Wolfgang Hallmann
  

Die ›Rote Mühle‹

   

Bereits 1697 ließ der Kauf- und Handelsherr Johann Simon, der Gründer von Ernstthal, die ›Rote Mühle‹ erbauen und erschlich sich das Wasserrecht für das Abwasser der Stadtmühlen unter dem Vorwand, eine Schmelzhütte und ein Pochwerk errichten zu wollen. 1707 gehörte die Mühle dem Schwiegersohn von Simon, Johann Christian Gottschall, in dessen Besitz sie wahrscheinlich als Mitgift gelangte. 1710 soll sie in etwa die heutige Gestalt erhalten haben. 16 Müller bewirtschafteten sie seither. Weit über zwei Jahrhunderte ausschließlich vom oberschlächtigen Wasserrad getrieben, erhielt sie 1916 einen Gasmotor zur Unterstützung. 1940 wurde das Wasserrad gänzlich außer Betrieb genommen und der Gas- gegen einen Elektromotor ausgetauscht, der die 1885 neu eingebaute, meist hölzerne Maschinerie bis 1986 in Bewegung setzte.

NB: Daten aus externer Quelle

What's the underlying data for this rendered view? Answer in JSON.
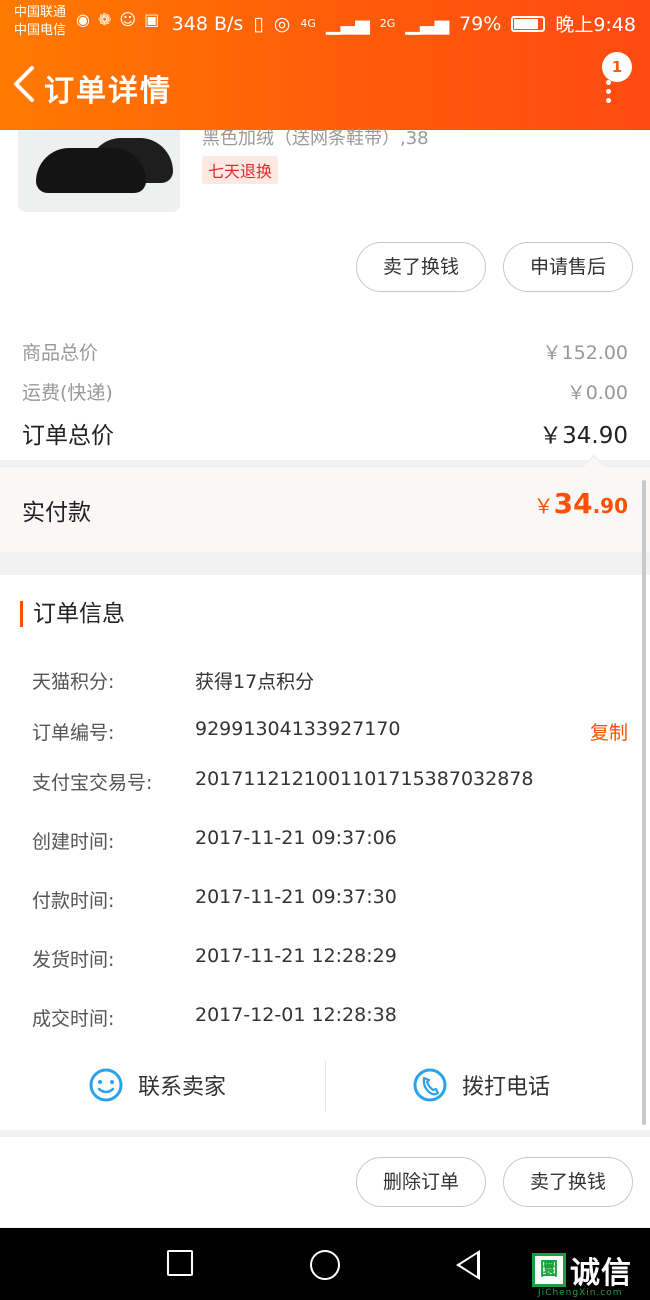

Der letzte Müller, Karl Otto Uhlig, hatte bis wenige Tage vor seinem Tod als Dienstleistung Getreide geschrotet, das letzte gemahlene Mehl hatte die Mühle 1955 verlassen. Die Rote Mühle war seit 1858 über drei Generationen im Besitz der Familie Uhlig. Zunächst, von 1858 bis 1883, betrieb sie Carl Heinrich Uhlig. Dann übernahm sie Karl Otto Uhlig sen., und ab 1932 wurde sie von seinem Sohn Karl Otto Uhlig weitergeführt, der noch der Stellmacherei nachging. Spätestens 1941 kamen Gedanken auf, die Mühle unter Denkmalschutz zu stellen. In ihrer nahezu ursprünglichen Erhaltung und Lage verkörperte sie aus technischer, baulicher, landschaftlicher Sicht und nicht zuletzt wegen des Bezuges zu Karl May ein wertvolles Objekt der Denkmalpflege. Deshalb wurde sie trotz starker baulicher Schäden von Fachexperten der Technikgeschichte für denkmalswert befunden und mit dem 18. März 1986 unter Denkmalschutz gestellt. Dringend notwendige Erhaltungsmaßnahmen wurden nicht durchgeführt, die Mühle verfiel. Eine umfassende Rekonstruktion ist leider nicht in Sicht.
 

Rote Mühle 2020

Die ›Rote Mühle‹ im August 2020.

  
Karl May erwähnt die ›Rote Mühle‹ in seiner Autobiografie ›Mein Leben und Streben‹, S. 39f.:

»Wir gingen nach der ›roten Mühle‹ und ließen uns einige Handvoll Beutelstaub und Spelzenabfall schenken, um irgend etwas Nahrungsmittelähnliches daraus zu machen. Wir pflückten von den Schutthaufen Melde, von den Rainen Otterzungen und von den Zäunen wilden Lattich, um das zu kochen und mit ihm den Magen zu füllen. Die Blätter der Melde fühlen sich fettig an. Das ergab beim Kochen zwei oder drei kleine Fettäuglein, die auf dem Wasser schwammen. Wie nahrhaft und wie delikat uns das erschien!«
  

Rote Mühle in den 1930er Jahren

Die ›Rote Mühle‹ in den 1930er Jahren.

    
Literarisch verewigte Karl May die ›Rote Mühle‹ in der zweiten Abteilung seines Kolportageromans ›Der verlorne Sohn oder Der Fürst des Elends‹ (in der Bearbeitung des Karl-May-Verlags ›Das Buschgespenst‹). Dort gab er allerdings der ›Roten Mühle‹ die  äußere und innere Gestalt der ›Klausmühle‹, die sich einige huntert Meter westlich befindet.
 

Ekkehard Bartsch

Der Karl May-Forscher Ekkehard Bartsch in der ›Roten Mühle‹ im September 2006.